Kenapa Ia jadi berperilaku selembek acar?
Eren merosot ke lantai. Sendi-sendinya yang dulu terasa diikat kini lumpuh bagai aus digerogoti bubuk abrasi. Rambut cokelat itu kini terjambak sendiri sebagai luapan depresi yang muncul secara bertubi-tubi. Tidak pantas liburan panjang Ia habiskan di tempat terkutuk ini.
Kenapa? Harusnya Ayah mengajaknya memancing Sungai Neva, menyusuri kanal-kanal aliran hingga menemukan delta yang berakhir di Laut Baltik. Atau cukup berdua melubangi permukaan sungai yang membeku dan melihat ikan bersisik segitiga berenang-renang lincah di bawah kaki.
Atau barangkali kalau saja Ia mau menerima ajakan teman sekolahnya untuk bermain ski di Siberia, mungkin, Ia tidak akan berakhir di sini.

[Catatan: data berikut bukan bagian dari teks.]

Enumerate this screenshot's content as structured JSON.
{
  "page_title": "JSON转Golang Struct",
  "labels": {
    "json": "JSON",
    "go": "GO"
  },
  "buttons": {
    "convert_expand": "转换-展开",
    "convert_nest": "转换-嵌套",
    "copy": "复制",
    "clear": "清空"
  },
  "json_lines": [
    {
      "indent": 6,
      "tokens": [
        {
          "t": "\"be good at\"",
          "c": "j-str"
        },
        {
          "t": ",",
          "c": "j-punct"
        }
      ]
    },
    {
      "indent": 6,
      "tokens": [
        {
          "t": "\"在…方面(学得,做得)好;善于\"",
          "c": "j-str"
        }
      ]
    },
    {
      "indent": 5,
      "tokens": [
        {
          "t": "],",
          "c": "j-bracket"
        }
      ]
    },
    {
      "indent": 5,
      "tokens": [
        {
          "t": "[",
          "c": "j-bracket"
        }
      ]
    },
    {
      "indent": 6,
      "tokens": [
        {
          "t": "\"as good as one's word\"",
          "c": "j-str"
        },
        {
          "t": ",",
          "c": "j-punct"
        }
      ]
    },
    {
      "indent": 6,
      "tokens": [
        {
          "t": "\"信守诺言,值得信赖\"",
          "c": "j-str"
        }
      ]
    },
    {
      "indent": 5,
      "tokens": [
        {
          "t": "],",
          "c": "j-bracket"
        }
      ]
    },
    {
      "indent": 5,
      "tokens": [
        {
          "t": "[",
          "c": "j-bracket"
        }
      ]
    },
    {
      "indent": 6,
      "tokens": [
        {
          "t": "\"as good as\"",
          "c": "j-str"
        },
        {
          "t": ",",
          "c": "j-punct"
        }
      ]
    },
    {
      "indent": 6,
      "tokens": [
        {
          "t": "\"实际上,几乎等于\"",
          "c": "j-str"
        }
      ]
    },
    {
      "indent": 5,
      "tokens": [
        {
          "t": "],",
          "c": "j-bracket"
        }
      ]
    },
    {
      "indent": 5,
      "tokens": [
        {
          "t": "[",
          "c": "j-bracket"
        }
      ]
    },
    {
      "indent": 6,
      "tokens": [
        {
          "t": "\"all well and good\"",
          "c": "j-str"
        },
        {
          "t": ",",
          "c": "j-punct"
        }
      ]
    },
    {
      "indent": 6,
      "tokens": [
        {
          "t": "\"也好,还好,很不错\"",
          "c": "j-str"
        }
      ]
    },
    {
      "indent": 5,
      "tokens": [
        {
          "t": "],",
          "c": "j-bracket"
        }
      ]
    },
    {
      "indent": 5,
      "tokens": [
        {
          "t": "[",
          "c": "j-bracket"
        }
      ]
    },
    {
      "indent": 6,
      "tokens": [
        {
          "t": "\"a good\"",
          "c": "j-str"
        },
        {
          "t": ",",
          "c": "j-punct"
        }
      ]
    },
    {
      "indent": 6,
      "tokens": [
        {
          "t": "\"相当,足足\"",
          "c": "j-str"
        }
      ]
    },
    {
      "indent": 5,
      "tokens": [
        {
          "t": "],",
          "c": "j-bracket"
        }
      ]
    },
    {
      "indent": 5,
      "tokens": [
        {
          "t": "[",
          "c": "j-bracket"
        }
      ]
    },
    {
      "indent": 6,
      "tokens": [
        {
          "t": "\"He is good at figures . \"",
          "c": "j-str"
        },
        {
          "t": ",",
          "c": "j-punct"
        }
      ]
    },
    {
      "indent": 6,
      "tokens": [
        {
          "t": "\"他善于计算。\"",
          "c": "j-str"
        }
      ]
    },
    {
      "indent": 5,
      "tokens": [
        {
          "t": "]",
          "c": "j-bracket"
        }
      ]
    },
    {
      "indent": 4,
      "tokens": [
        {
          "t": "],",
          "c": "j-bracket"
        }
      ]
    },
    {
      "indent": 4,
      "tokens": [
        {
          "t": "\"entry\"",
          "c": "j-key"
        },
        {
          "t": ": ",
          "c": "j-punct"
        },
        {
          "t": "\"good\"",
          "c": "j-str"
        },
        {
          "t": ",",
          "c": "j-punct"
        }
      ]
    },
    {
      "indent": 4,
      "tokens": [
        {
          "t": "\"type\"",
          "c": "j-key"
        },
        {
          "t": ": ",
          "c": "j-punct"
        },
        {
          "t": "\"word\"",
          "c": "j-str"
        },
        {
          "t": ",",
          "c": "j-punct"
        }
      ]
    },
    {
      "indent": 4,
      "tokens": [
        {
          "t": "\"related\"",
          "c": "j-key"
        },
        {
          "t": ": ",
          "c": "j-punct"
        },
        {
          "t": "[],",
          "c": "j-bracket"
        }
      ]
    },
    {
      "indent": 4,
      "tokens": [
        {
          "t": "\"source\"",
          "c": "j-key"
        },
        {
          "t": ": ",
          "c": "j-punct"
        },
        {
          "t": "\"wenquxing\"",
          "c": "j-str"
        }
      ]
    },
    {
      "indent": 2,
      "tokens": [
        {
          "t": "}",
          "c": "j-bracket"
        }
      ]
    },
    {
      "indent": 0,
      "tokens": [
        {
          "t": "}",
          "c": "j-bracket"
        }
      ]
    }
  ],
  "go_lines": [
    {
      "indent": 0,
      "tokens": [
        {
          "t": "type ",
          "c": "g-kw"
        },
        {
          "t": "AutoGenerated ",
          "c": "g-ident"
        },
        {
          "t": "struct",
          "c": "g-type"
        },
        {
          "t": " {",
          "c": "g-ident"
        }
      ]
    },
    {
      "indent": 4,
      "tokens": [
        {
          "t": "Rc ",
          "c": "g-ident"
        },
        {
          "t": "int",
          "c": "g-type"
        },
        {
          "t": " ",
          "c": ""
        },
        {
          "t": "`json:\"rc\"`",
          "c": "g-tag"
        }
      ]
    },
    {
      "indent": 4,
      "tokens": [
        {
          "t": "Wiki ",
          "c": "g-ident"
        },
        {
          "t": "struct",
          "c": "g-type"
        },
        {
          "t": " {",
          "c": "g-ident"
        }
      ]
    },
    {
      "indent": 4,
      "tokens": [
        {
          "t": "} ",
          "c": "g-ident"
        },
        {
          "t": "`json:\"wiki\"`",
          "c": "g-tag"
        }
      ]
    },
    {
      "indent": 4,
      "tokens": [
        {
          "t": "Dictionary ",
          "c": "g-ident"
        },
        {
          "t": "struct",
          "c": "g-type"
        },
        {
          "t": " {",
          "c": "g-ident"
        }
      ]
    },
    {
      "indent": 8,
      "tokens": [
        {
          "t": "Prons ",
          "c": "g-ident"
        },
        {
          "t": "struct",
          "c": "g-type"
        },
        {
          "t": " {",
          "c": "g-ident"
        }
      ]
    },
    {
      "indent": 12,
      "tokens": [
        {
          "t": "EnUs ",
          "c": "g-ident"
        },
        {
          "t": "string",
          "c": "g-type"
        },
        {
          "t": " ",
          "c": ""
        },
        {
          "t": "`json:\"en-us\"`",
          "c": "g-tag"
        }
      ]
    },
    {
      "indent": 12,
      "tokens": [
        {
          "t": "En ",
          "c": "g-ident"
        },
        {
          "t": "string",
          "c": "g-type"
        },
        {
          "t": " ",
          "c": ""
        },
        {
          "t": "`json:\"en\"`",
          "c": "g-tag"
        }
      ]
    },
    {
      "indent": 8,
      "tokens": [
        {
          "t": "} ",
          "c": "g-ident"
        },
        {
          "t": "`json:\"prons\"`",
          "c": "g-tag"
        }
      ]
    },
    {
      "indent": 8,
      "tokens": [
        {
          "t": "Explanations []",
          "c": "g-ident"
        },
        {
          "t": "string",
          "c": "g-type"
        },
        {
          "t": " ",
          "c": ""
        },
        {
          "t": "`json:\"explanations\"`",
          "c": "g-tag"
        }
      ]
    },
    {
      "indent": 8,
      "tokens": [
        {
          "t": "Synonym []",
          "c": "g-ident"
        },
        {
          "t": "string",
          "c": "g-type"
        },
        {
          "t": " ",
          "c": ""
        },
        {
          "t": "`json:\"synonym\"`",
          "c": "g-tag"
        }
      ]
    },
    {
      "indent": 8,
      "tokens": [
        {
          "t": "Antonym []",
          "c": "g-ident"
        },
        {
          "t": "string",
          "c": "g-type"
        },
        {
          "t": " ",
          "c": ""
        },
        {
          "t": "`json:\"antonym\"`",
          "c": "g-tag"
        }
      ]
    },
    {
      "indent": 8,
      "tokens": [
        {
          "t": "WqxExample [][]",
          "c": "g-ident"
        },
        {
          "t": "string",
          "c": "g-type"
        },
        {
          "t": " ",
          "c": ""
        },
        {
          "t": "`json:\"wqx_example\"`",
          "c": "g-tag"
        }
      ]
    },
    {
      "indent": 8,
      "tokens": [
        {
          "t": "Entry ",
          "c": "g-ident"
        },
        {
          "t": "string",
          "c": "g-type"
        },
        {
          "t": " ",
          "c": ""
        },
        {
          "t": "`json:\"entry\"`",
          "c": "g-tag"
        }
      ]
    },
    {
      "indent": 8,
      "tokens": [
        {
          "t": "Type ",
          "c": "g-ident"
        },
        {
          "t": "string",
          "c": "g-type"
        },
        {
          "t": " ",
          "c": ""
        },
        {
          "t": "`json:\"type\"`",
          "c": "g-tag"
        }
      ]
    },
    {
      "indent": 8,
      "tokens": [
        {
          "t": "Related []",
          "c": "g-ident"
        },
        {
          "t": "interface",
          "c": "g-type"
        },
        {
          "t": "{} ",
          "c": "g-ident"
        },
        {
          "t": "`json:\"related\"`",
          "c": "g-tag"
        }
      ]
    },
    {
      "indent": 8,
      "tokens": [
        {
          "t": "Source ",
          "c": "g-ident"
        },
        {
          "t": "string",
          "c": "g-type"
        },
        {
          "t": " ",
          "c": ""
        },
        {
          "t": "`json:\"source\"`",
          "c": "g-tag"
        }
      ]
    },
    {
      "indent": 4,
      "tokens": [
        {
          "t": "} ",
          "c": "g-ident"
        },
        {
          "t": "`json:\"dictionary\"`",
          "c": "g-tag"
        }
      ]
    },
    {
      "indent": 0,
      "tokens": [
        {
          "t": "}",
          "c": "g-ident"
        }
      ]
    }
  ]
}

"Apa aku semenakutkan itu untuk mereka?"
Fluida dalam pembuluh di balik kulit berdesir menyakitkan. Meskipun seolah seluruh elemen dunia memusuhinya, Eren sempurna tak bersedia menangis. Meski harapan nyaris hilang dikatalis tindakan-tindakan menghancurkan, mengeluarkan air mata adalah salah satu pilihan bodoh sekaligus masuk kategori paling haram. Ia akan tegar. Ia bersumpah dirinya akan tetap tegar.
"Aku harus cari akal."
Mati kering di sini Eren tak sudi. Daripada bertahan di tempat menakutkan yang berpotensi membuat belahan otak jadi timpang asimetris, lebih baik Ia mencari gerbang kebebasannya sendiri.

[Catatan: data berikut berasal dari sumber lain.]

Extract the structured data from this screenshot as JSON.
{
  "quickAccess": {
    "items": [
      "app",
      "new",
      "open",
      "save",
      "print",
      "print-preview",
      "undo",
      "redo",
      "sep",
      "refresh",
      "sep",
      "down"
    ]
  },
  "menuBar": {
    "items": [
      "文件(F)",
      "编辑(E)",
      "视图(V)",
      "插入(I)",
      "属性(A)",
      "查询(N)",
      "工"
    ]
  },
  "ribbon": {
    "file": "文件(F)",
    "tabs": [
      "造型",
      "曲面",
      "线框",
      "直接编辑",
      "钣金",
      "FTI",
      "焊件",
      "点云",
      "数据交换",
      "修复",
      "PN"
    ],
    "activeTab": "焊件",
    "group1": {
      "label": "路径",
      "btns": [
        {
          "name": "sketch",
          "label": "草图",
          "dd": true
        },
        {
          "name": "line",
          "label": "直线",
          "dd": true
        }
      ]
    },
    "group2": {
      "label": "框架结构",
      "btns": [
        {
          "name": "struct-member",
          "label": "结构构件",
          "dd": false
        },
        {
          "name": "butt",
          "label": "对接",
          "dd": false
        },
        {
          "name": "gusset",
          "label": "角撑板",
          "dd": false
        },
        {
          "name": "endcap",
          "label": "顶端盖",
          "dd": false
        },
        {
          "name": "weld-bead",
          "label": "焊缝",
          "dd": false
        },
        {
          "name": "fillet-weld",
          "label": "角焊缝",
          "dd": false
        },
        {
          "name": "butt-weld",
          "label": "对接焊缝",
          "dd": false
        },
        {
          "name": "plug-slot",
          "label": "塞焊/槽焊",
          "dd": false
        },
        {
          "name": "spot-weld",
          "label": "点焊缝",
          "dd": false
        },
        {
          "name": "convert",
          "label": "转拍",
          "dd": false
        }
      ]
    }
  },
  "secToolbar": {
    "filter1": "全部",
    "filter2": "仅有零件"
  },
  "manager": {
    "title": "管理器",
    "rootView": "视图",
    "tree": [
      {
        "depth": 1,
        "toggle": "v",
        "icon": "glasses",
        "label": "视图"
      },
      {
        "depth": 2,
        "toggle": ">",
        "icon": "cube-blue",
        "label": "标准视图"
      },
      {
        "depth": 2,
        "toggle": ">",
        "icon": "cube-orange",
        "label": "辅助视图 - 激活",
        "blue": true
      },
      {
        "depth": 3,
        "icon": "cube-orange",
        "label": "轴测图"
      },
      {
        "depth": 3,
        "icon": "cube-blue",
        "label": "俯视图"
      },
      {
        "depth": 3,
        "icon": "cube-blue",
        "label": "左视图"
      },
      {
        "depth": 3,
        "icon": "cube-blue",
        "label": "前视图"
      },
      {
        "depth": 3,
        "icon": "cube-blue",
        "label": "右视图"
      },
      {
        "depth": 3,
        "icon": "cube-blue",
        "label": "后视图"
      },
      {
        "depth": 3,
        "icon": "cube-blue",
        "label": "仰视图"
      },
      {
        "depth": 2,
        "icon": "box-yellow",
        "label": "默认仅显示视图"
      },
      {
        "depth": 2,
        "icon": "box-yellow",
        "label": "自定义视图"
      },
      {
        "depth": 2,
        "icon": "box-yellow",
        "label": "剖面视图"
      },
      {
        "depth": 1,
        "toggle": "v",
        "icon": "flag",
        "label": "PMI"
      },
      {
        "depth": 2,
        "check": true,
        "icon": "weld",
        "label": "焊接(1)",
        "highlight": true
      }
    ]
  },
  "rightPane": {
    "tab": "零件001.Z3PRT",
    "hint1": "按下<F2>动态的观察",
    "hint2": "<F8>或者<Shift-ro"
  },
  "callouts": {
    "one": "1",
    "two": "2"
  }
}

Malasitnya geram menatap langit-langit. Seolah semua unsur dalam kurungan ini mampu membuat masa depannya tercerna oleh enzim penghancur yang Ia yakin takkan ada benang jahit operasi yang mampu merekatkan luka di hati. Jika bertahan lebih lama, bahkan jika suatu hari Ia bebas, sakit ini akan mendarah daging jadi koloid. Pengalaman buruk akan mencederai mental yang baik-baik saja—pemuda itu tahu dengan pasti. Karena itulah Eren merasa harus menolong dirinya sendiri.
"Tapi bagaimana caranya?"
Kalau saja Ia punya kesabaran berjuta-juta meter lebih dalam.
"Zdrastuiceu. Dabroyeu utra." (2)
Eren nyaris mencelat saat kotak di tengah pintu yang tadi dibelakanginya terbuka dari luar. Seorang pemuda berkepala plontos melongok antusias. Giginya besar-besar, tipikal manusia yang suka pamer senyuman lebar.
Tapi untung saja masih ada manusia ramah di semak belukar seperti ini. Ternyata masih ada tikus di sarang ular.
"Hai, Kau mendengarku tidak?"
Sebuah jawaban lesu terkuar dari bibir Eren, "Privyet." (3)
Sang pendatang kembali tersenyum lebar mengetahui dirinya ternyata disambut dengan baik. "Aku tadi melihatmu berlari dikejar orang-orang itu lho … ah, Kau tampak keren!" Ia berucap semangat.
Keren.
Pembuluh balik berwarna biru otentik tercetak jelas di balik dermis kening Eren saat pemuda itu mengerutkannya.
"Kau siapa … dan apa tidak apa-apa Kau menghampiriku seperti ini?" tanya Eren.
"Namaku Connie—aku juga tidak tahu kenapa aku ada di sini tapi Kau tadi keren."
Kening Eren kembali terlipat.
"Tapi aku sudah menebak tadi kalau Kau akan kalah dan akan tertangkap—"
Menebak?
"Apa urusanmu?" Eren lama-lama khawatir akan mati muda, semua orang di sini ternyata beringas—meskipun kategorinya bervariasi. "Pergilah, lagipula kita tidak saling mengenal."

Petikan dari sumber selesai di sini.